Le travail des historiens a dégonflé les mythologies nées des "nationalismes romantiques" du XIXe siècle : on sait aujourd'hui qu'aucune nation n'est prédestinée. L'histoire de France n'est pas une histoire sainte. Le catholicisme est la matrice de la civilisation française classique ; mais peut-on dire que la France en tant qu'Etat (et que peuple) soit "la fille aînée de l'Eglise", formule pseudo-médiévale fabriquée au XIXe siècle [*] ? Et si elle l'était,  ça ne conférerait aux Français aucun droit, mais exclusivement des devoirs en vertu de l'Evangile. On ne saurait donc fonder sur cette "filiation" une posture identitaire - et encore moins ethniciste.

D'où le grand intérêt du livre de François Huguenin qui paraît cette semaine : quinze portraits, de Clovis à de Gaulle en passant par saint Louis ou saint Vincent de Paul.

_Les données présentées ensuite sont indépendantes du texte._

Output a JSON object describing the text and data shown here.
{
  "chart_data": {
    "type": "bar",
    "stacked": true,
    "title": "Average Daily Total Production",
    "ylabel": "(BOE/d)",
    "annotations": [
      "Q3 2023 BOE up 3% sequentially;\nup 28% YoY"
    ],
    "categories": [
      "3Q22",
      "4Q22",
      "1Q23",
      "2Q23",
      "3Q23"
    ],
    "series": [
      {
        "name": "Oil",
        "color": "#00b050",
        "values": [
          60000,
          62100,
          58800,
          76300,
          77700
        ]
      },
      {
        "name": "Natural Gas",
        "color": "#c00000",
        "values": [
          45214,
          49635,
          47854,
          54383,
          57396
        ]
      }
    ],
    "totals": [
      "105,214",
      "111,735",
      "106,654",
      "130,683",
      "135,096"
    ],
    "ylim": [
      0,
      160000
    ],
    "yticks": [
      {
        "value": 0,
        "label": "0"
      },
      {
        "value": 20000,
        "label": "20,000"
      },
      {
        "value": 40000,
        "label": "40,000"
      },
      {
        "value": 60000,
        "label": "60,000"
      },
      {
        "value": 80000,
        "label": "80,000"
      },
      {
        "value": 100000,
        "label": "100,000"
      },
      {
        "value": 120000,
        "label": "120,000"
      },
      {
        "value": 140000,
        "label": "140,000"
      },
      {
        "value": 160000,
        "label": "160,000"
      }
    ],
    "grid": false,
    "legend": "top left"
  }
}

La culture sociétale de la France fut catholique, souligne Huguenin. C'est un fait, même si des politiciens le nient, ainsi que l'existence même de racines chrétiennes en Europe. Mais Huguenin signale que France "catholique" n'est pas toujours synonyme de France "chrétienne". Nuance exacte ! (Et redoutable : on le constate aujourd'hui où un certain "catholicisme" sociologique, bruyant mais dissimulant un ethnicisme et une mentalité de classe, se montre hostile à l'Eglise réelle et surtout au pape...). Les nostalgiques s'étonneront de découvrir - en lisant Huguenin - que la couronne de France, fille-aînée-de-l'Eglise, n'eut rien de plus pressé que de "créer cette tendance gallicane où le roi n'est jamais loin d'être, sinon le chef, tout au moins le garant de l'Eglise nationale".  Tendance qui engendrera par exemple la décadence du monachisme français, asphyxié par la main-mise royale sur les abbayes. Ou le désastre de l'exil des Français protestants, à cause de l'abrogation de l'édit de Nantes - décidée pour tenter de "compenser" aux yeux de Rome la main-mise royale sur des évêchés...

Ce catholicisme-là n'étant pas tout à fait synonyme de foi chrétienne, il y a dans les quinze portraits du livre plusieurs lignes qui s'entrecroisent et divergent :

-  la ligne des grands spirituels et des apôtres : Bernard de Clairvaux, Vincent de Paul, Thérèse de Lisieux ;  l'Evangile fulgurant à travers les ombres des temps.

-  la ligne des inclassables : Jeanne d'Arc, ou Pascal en qui Huguenin voit "le génie de la France".

-  la ligne des "politiques catholiques", forcément discutables en tant que politiques : saint Louis, Philippe le Bel, Richelieu, Louis XIV, Louis XVI, ou (en un tout autre contexte) Charles de Gaulle...

Prenons le cas de Gaulle. Très grande figure. Tardive, mais exemplaire... Tardive au regard de ces quinze siècles ; exemplaire des ambiguités du "catholique en politique". L'homme de Gaulle est indiscutablement catholique, au for interne : l'intime et le familial. Moins évidente est l'influence du catholicisme sur son action. Ses ennemis rétrospectifs le taxent de froideur, de cynisme, voire d'inhumanité : ils citent le cruel abandon des harkis en 1962... Mais si l'on regarde le passé, on constate avec Huguenin que ce genre de procès dépasse largement le cas de Gaulle : les "politiques catholiques" de l'histoire de France ont tous un bilan suspect. Sans remonter aux Carolingiens ni même aux Valois, mentionnons Richelieu : ce cardinal allié de princes protestants pour attiser dans les Allemagnes une guerre atroce et très longue (trente ans) qui extermina un tiers de la population...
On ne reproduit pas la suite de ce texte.